Today Fort Wayne will be offering a tribute to Anthony Wayne, a general who played an important role in the Revolutionary War and won a key victory against a coalition of Indian tribes that opened this part of America to white settlement.
Fort Wayne, of course, has a special connection to the general, who founded the fort from which the city drew its name. But Wayne and his times deserve a far more thoughtful and nuanced commemoration than provided for in the resolution passed by City Council last year to create the holiday. Facts in the resolution introduced by Councilman Jason Arp, R-4th, have been challenged. The bigger problem is that the council, with minimal discussion or thought, passed up a chance for a broader, more inclusive look at a significant time in our history.
Born in Pennsylvania in 1745, Wayne worked as a surveyor and served in the Pennsylvania state legislature before eagerly raising a command of soldiers to join the fight for independence from Britain. Wayne proved to be a courageous and skilled military tactician and soon became one of Gen. George Washington's most trusted lieutenants. On July 16, 1779 – 240 years ago today – Wayne's stealthy, well-planned attack drove the British from Stony Point, a key fortification along the Hudson River.

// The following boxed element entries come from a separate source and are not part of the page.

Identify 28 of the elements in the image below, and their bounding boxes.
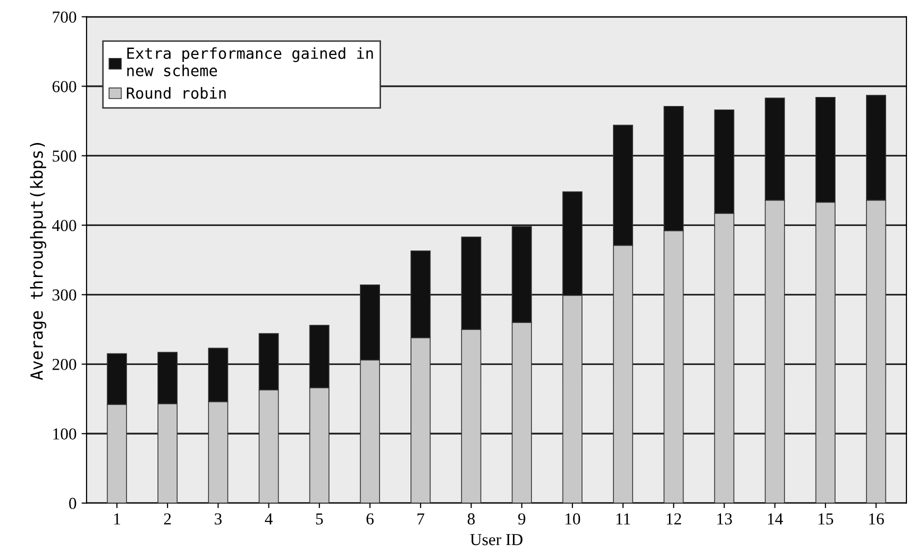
y-tick-label: 500 — [52, 150, 76, 162]
x-tick-label: 11 — [616, 513, 630, 524]
x-tick-label: 8 — [468, 513, 475, 525]
x-tick-label: 10 — [566, 513, 580, 525]
y-tick-label: 300 — [52, 289, 76, 301]
x-tick-label: 7 — [418, 513, 424, 524]
y-tick-label: 100 — [53, 428, 76, 440]
x-tick-label: 13 — [717, 513, 732, 525]
x-tick-label: 16 — [869, 513, 884, 525]
y-axis-title: Average throughput(kbps) — [30, 142, 46, 380]
x-tick-label: 5 — [316, 513, 323, 525]
y-tick-label: 200 — [52, 358, 76, 370]
y-tick-label: 0 — [69, 498, 76, 510]
x-tick-label: 1 — [114, 513, 120, 524]
x-tick-label: 15 — [818, 513, 834, 525]
y-tick-label: 400 — [52, 220, 76, 232]
x-tick-label: 14 — [768, 513, 783, 524]
x-tick-label: 2 — [164, 513, 171, 524]
legend-label: Round robin — [126, 87, 226, 99]
x-tick-label: 4 — [264, 513, 273, 524]
x-tick-label: 12 — [666, 513, 682, 524]
x-tick-label: 9 — [518, 513, 526, 525]
x-axis-title: User ID — [470, 534, 522, 546]
legend-label: Extra performance gained in new scheme — [127, 47, 373, 76]
x-tick-label: 3 — [214, 513, 222, 525]
y-tick-label: 700 — [52, 11, 76, 23]
y-tick-label: 600 — [52, 80, 76, 92]
x-tick-label: 6 — [366, 513, 374, 525]
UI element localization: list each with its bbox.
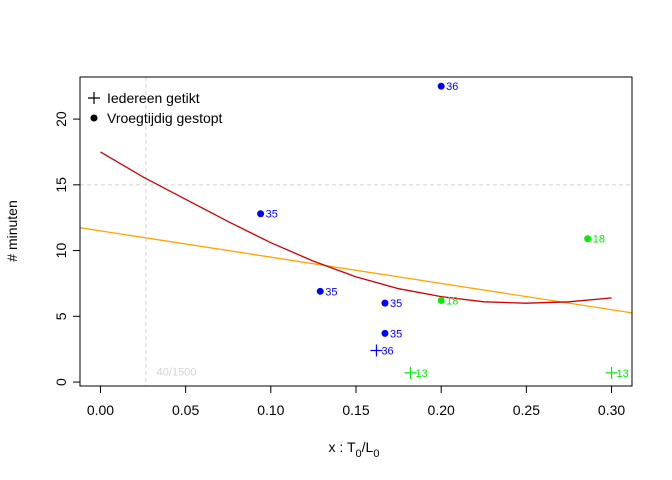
x-tick-label: 0.00: [87, 402, 114, 418]
x-tick-label: 0.15: [342, 402, 369, 418]
legend: Iedereen getikt Vroegtijdig gestopt: [88, 90, 223, 126]
reference-lines: 40/1500: [80, 77, 632, 386]
data-point: 36: [370, 344, 394, 357]
y-tick-label: 15: [53, 177, 69, 193]
point-label: 36: [446, 81, 458, 93]
point-label: 35: [390, 328, 402, 340]
x-tick-label: 0.30: [598, 402, 625, 418]
point-marker: [404, 366, 417, 379]
point-marker: [605, 366, 618, 379]
y-axis-title: # minuten: [4, 200, 20, 261]
fit-lines: [80, 151, 632, 314]
point-marker: [437, 82, 445, 90]
point-label: 35: [325, 286, 337, 298]
point-label: 18: [446, 296, 458, 308]
data-point: 35: [381, 328, 402, 340]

In 1792, as president, Washington asked Wayne to return to military service to lead the newly reorganized American army against a confederation of Indian tribes who were fighting to keep control of much of the upper Midwest, then called the Northwest Territory. Twice, U.S. forces had been defeated by the confederation, led by Miami chieftain Little Turtle.
Wayne, who meticulously trained his troops and carefully planned his campaign, defeated the Indian confederation, now under the leadership of Chief Blue Jacket of the Shawnee, at the Battle of Fallen Timbers on Aug. 20, 1794. That was by no means the end of the long,often-brutal struggle between the expanding United States and the Indian nations. But Wayne's victory led him to establish Fort Wayne, the military base, that same year. And the Treaty of Greenville, which Wayne negotiated with the Indian leaders in 1795 at another fort he had established in southwest Ohio, led to a decade of peace that opened the way for U.S. westward expansion.
History, though, is often written by the winners, and Wayne's actions, judged in retrospect, were not always as heroic and just as they have traditionally been painted. After Fallen Timbers, Wayne's army razed Indian settlements and crops within 50 miles of the battlefield.
“Heading back down the Maumee, he torched every town, field, and orchard,” according to a 2018 biography, “Unlikely General: 'Mad' Anthony Wayne and the Battle for America,” by Mary Stockwell. Shannon Hughes, who oversees programming at the Fallen Timbers and Fort Miamis National Historic Site near Toledo, considers herself an expert only on Wayne's actions during that campaign, but said in an interview recently, “I don't see where the compassion comes from.”
Wayne, though, seemed to learn and grow as he fought fiercely for his emerging nation. By the end of his life, he had come to hate war and came to be embraced not only by the citizens of the new United States but by many of the Indians whose brethren his army had killed and whose lands he had ordered razed. That included Little Turtle, who was among the chiefs who signed the Treaty of Greenville, and who was for the rest of his life an advocate for peace and cooperation between Indians and whites.
In 1796, “as Wayne headed ... toward Fort Miamis,” Stockwell wrote, “Indians greeted him all along the way. The chiefs who signed the Treaty of Greenville, as well as many of the warriors who fought him at the Maumee Rapids, now admired him. They no longer called him the Wind, nor the Black Snake, but instead greeted him as 'Father.' Some even named their children after him.”
The story of Anthony Wayne's life and times is part of a larger story all Americans should know – especially those of us who live in places directly touched by that history.
There are two easy steps the city could take to make next year's Wayne celebration more meaningful. One is consulting authors and historians to present historically reliable information about the general's role in that seminal era of American history. The other is to broaden it to recognize Little Turtle and his significant and equally complicated role in that era.